Bird song fills the air as not only do the Kelantanese like birds but some buildings have been converted into nesting places where swallows can roost and their nests be used for soup. Holes on a building’s facade is a give-away. Loudspeakers blare-out recorded bird song to attract them.

Living Islam
Islam is a truly way of life for the people. Keeping to the five daily prayer times remains essential to the people.  Markets stop selling, performances cease, and everyone assumes  a general air of respect.


Much has been said about Kelantan as being conservative. But as I found out, being conservative is a frame of mind.  Yes, women wore head scarves but there are others who don’t.  On weekends, at the malls (yes there are quite a number of modern malls) one can see young girls in tight clothes. 

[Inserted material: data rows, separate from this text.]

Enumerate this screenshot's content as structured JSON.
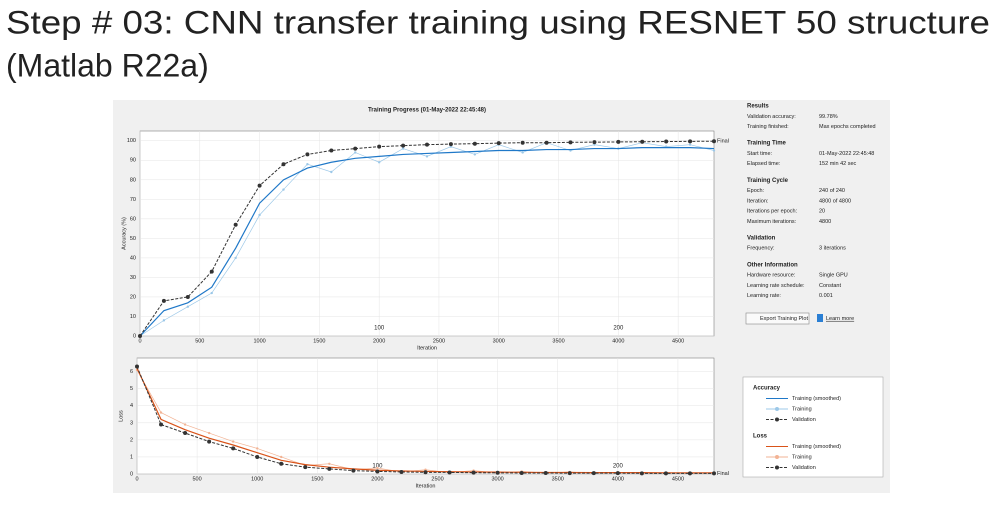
{
  "slide_title": [
    "Step # 03: CNN transfer training using RESNET 50 structure",
    "(Matlab R22a)"
  ],
  "chart_data": [
    {
      "type": "line",
      "title": "Training Progress (01-May-2022 22:45:48)",
      "xlabel": "Iteration",
      "ylabel": "Accuracy (%)",
      "xlim": [
        0,
        4800
      ],
      "ylim": [
        0,
        105
      ],
      "xticks": [
        0,
        500,
        1000,
        1500,
        2000,
        2500,
        3000,
        3500,
        4000,
        4500
      ],
      "yticks": [
        0,
        10,
        20,
        30,
        40,
        50,
        60,
        70,
        80,
        90,
        100
      ],
      "grid": true,
      "legend_title": "Accuracy",
      "annotations": [
        {
          "text": "100",
          "x": 2000
        },
        {
          "text": "200",
          "x": 4000
        }
      ],
      "end_label": "Final",
      "x": [
        0,
        200,
        400,
        600,
        800,
        1000,
        1200,
        1400,
        1600,
        1800,
        2000,
        2200,
        2400,
        2600,
        2800,
        3000,
        3200,
        3400,
        3600,
        3800,
        4000,
        4200,
        4400,
        4600,
        4800
      ],
      "series": [
        {
          "name": "Training (smoothed)",
          "color": "#1f78c8",
          "style": "smoothed",
          "values": [
            0,
            13,
            17,
            25,
            45,
            68,
            80,
            86,
            89,
            91,
            92,
            93,
            93.5,
            94,
            94.5,
            95,
            95,
            95.5,
            95.5,
            96,
            96,
            96.5,
            96.5,
            96.5,
            96
          ]
        },
        {
          "name": "Training",
          "color": "#9cc8e8",
          "style": "raw",
          "values": [
            0,
            8,
            15,
            22,
            40,
            62,
            75,
            88,
            84,
            94,
            89,
            96,
            92,
            97,
            93,
            98,
            94,
            99,
            95,
            98,
            96,
            99,
            97,
            98,
            95
          ]
        },
        {
          "name": "Validation",
          "color": "#333333",
          "style": "validation",
          "values": [
            0,
            18,
            20,
            33,
            57,
            77,
            88,
            93,
            95,
            96,
            97,
            97.5,
            98,
            98.3,
            98.5,
            98.8,
            99,
            99,
            99.2,
            99.3,
            99.4,
            99.5,
            99.6,
            99.7,
            99.78
          ]
        }
      ]
    },
    {
      "type": "line",
      "xlabel": "Iteration",
      "ylabel": "Loss",
      "xlim": [
        0,
        4800
      ],
      "ylim": [
        0,
        6.8
      ],
      "xticks": [
        0,
        500,
        1000,
        1500,
        2000,
        2500,
        3000,
        3500,
        4000,
        4500
      ],
      "yticks": [
        0,
        1,
        2,
        3,
        4,
        5,
        6
      ],
      "grid": true,
      "legend_title": "Loss",
      "annotations": [
        {
          "text": "100",
          "x": 2000
        },
        {
          "text": "200",
          "x": 4000
        }
      ],
      "end_label": "Final",
      "x": [
        0,
        200,
        400,
        600,
        800,
        1000,
        1200,
        1400,
        1600,
        1800,
        2000,
        2200,
        2400,
        2600,
        2800,
        3000,
        3200,
        3400,
        3600,
        3800,
        4000,
        4200,
        4400,
        4600,
        4800
      ],
      "series": [
        {
          "name": "Training (smoothed)",
          "color": "#d95319",
          "style": "smoothed",
          "values": [
            6.2,
            3.2,
            2.6,
            2.1,
            1.7,
            1.25,
            0.8,
            0.55,
            0.4,
            0.3,
            0.22,
            0.18,
            0.15,
            0.13,
            0.12,
            0.11,
            0.1,
            0.09,
            0.09,
            0.08,
            0.08,
            0.08,
            0.07,
            0.07,
            0.07
          ]
        },
        {
          "name": "Training",
          "color": "#f2b394",
          "style": "raw",
          "values": [
            6.1,
            3.6,
            2.9,
            2.4,
            1.9,
            1.5,
            1.0,
            0.5,
            0.6,
            0.25,
            0.35,
            0.12,
            0.25,
            0.08,
            0.2,
            0.06,
            0.15,
            0.05,
            0.12,
            0.04,
            0.1,
            0.04,
            0.08,
            0.03,
            0.06
          ]
        },
        {
          "name": "Validation",
          "color": "#333333",
          "style": "validation",
          "values": [
            6.3,
            2.9,
            2.4,
            1.9,
            1.5,
            1.0,
            0.6,
            0.4,
            0.3,
            0.2,
            0.15,
            0.12,
            0.1,
            0.09,
            0.08,
            0.07,
            0.06,
            0.06,
            0.05,
            0.05,
            0.05,
            0.04,
            0.04,
            0.04,
            0.04
          ]
        }
      ]
    }
  ],
  "info_panel": [
    {
      "heading": "Results",
      "rows": [
        [
          "Validation accuracy:",
          "99.78%"
        ],
        [
          "Training finished:",
          "Max epochs completed"
        ]
      ]
    },
    {
      "heading": "Training Time",
      "rows": [
        [
          "Start time:",
          "01-May-2022 22:45:48"
        ],
        [
          "Elapsed time:",
          "152 min 42 sec"
        ]
      ]
    },
    {
      "heading": "Training Cycle",
      "rows": [
        [
          "Epoch:",
          "240 of 240"
        ],
        [
          "Iteration:",
          "4800 of 4800"
        ],
        [
          "Iterations per epoch:",
          "20"
        ],
        [
          "Maximum iterations:",
          "4800"
        ]
      ]
    },
    {
      "heading": "Validation",
      "rows": [
        [
          "Frequency:",
          "3 iterations"
        ]
      ]
    },
    {
      "heading": "Other Information",
      "rows": [
        [
          "Hardware resource:",
          "Single GPU"
        ],
        [
          "Learning rate schedule:",
          "Constant"
        ],
        [
          "Learning rate:",
          "0.001"
        ]
      ]
    }
  ],
  "buttons": [
    "Export Training Plot",
    "Learn more"
  ]
}
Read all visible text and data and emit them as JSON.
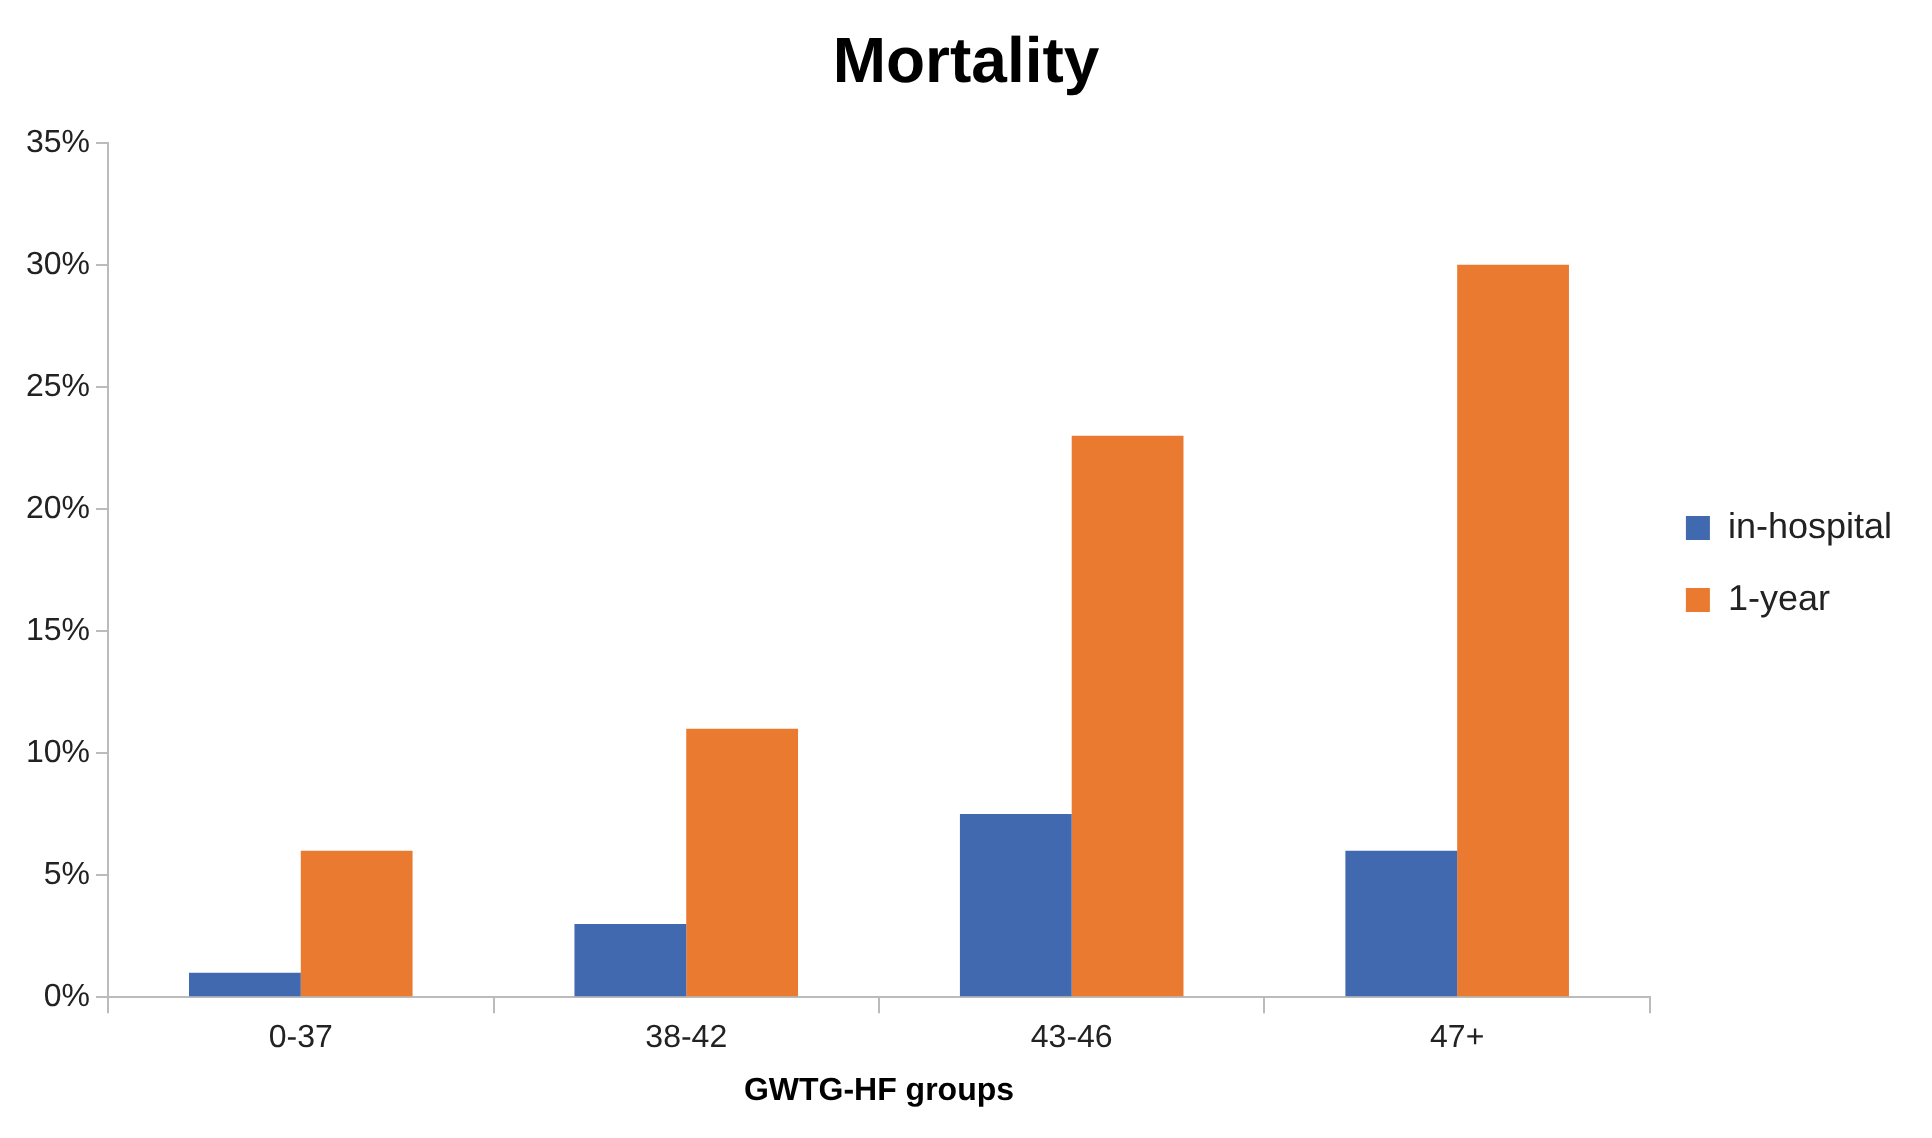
{
  "chart_data": {
    "type": "bar",
    "title": "Mortality",
    "xlabel": "GWTG-HF groups",
    "categories": [
      "0-37",
      "38-42",
      "43-46",
      "47+"
    ],
    "series": [
      {
        "name": "in-hospital",
        "color": "#4169b0",
        "values": [
          1,
          3,
          7.5,
          6
        ]
      },
      {
        "name": "1-year",
        "color": "#e97a30",
        "values": [
          6,
          11,
          23,
          30
        ]
      }
    ],
    "ylim": [
      0,
      35
    ],
    "yticks": [
      {
        "value": 0,
        "label": "0%"
      },
      {
        "value": 5,
        "label": "5%"
      },
      {
        "value": 10,
        "label": "10%"
      },
      {
        "value": 15,
        "label": "15%"
      },
      {
        "value": 20,
        "label": "20%"
      },
      {
        "value": 25,
        "label": "25%"
      },
      {
        "value": 30,
        "label": "30%"
      },
      {
        "value": 35,
        "label": "35%"
      }
    ],
    "grid": false,
    "legend": "right"
  }
}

Some of the supermarkets have segregated counters but no one seems to be following them.  What I saw was people adapting to the rhythms of everyday modern life, transforming aspects that was suitable to them.  On the other hand, Kota Bharu’s two cinemas closed a couple of years ago due to low patronage as people worried about what haram behaviour could take place in the dark. People take what they can from their traditions and do away with the others. And yes, in Kota Bharu, there is one Chinese-run bar that serves alcohol. A sign out front does say that Muslims are not allowed to enter. 

It didn’t feel any more different than other places. More importantly, I didn’t  feel anymore different than others.